Scientists analysed international data from 30,000 people aged 45 and over who took memory tests including recalling set words and stories.
Each individual’s performance was compared with his or her genetic code.
People with lower scores were found to have DNA variants near a gene called Apolipoprotein E, which is known to have links with Alzheimer’s disease, and another involved in the immune response.
A study of post-mortem brain tissue samples confirmed that individuals with the same genetic variants were more likely to display very early signs of Alzheimer’s.
Professor Ian Deary, from the University of Edinburgh, who co-led the research, said: “These international collaborations help us to find the small individual genetic variants that contribute to memory and other important skills.
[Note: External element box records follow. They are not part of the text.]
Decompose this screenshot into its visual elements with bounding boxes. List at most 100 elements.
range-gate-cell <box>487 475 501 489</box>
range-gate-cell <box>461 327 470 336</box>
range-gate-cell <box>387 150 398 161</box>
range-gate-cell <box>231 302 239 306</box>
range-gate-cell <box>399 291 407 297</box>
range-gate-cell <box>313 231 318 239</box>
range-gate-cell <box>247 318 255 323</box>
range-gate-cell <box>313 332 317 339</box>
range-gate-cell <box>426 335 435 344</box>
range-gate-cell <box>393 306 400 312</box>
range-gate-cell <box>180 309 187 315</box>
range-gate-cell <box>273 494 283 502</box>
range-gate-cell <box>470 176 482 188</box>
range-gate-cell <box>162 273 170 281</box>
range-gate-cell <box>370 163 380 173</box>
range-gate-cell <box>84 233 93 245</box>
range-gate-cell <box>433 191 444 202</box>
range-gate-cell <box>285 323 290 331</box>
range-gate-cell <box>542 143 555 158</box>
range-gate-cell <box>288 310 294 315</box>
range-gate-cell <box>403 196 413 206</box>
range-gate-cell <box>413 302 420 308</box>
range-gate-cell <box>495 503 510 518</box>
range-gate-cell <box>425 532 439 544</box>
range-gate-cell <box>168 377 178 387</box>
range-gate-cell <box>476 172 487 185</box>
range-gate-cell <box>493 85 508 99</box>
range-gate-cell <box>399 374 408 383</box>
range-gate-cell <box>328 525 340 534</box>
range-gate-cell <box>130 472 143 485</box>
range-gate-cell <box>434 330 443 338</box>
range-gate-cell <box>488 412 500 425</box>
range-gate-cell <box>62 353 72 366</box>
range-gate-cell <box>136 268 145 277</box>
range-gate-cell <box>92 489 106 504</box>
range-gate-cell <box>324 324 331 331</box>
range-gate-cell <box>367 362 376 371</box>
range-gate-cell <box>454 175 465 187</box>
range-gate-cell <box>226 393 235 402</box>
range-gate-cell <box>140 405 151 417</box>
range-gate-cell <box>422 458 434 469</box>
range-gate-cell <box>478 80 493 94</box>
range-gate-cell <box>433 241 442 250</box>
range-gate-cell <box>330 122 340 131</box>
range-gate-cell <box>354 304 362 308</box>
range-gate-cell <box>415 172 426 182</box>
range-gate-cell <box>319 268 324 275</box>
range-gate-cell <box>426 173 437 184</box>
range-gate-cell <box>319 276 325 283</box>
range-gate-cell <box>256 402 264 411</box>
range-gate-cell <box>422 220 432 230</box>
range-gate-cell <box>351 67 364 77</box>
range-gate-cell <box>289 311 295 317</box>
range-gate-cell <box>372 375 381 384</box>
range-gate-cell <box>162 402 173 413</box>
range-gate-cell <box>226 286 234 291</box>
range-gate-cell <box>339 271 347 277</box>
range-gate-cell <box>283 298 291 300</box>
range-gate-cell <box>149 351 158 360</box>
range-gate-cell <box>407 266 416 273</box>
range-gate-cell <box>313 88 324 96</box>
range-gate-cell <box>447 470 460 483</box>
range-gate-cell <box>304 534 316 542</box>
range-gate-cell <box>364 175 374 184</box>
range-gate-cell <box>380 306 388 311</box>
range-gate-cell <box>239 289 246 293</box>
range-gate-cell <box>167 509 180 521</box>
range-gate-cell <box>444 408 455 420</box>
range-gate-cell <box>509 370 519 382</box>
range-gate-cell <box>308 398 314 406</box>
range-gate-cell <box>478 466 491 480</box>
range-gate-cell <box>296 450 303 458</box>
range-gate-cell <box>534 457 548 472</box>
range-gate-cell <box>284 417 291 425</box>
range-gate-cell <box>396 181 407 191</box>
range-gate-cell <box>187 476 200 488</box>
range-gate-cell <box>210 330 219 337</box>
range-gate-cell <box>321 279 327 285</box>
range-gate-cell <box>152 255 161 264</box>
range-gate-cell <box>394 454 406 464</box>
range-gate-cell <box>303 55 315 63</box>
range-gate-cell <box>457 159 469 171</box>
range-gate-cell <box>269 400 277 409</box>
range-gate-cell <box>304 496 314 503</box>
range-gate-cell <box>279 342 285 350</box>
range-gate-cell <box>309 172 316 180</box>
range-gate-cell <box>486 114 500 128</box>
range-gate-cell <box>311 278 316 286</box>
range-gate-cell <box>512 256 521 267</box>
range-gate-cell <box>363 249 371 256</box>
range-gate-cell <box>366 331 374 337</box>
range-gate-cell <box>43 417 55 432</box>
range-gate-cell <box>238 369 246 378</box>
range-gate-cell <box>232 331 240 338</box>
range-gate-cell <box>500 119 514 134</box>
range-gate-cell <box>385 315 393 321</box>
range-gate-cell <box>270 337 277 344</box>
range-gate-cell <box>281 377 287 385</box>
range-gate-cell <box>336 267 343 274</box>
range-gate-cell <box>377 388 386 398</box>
Once we find them, the hope is that they will lead us to the mechanisms that underpin healthy cognitive ageing.”
The findings may also help shed light on possible links between the immune system and age-related memory loss.
Co-author Dr Stephanie Debette, from Boston University School of Medicine in the US, said: “Interestingly, genetic variants associated with memory performance also predicted altered levels of expression of certain genes in the hippocampus, a key region of the brain for the consolidation of information.”
The study, published in the journal Biological Psychiatry, was conducted by scientists in the UK, US, France, Germany, Switzerland, Austria, Finland, Holland, Croatia, Australia and Taiwan.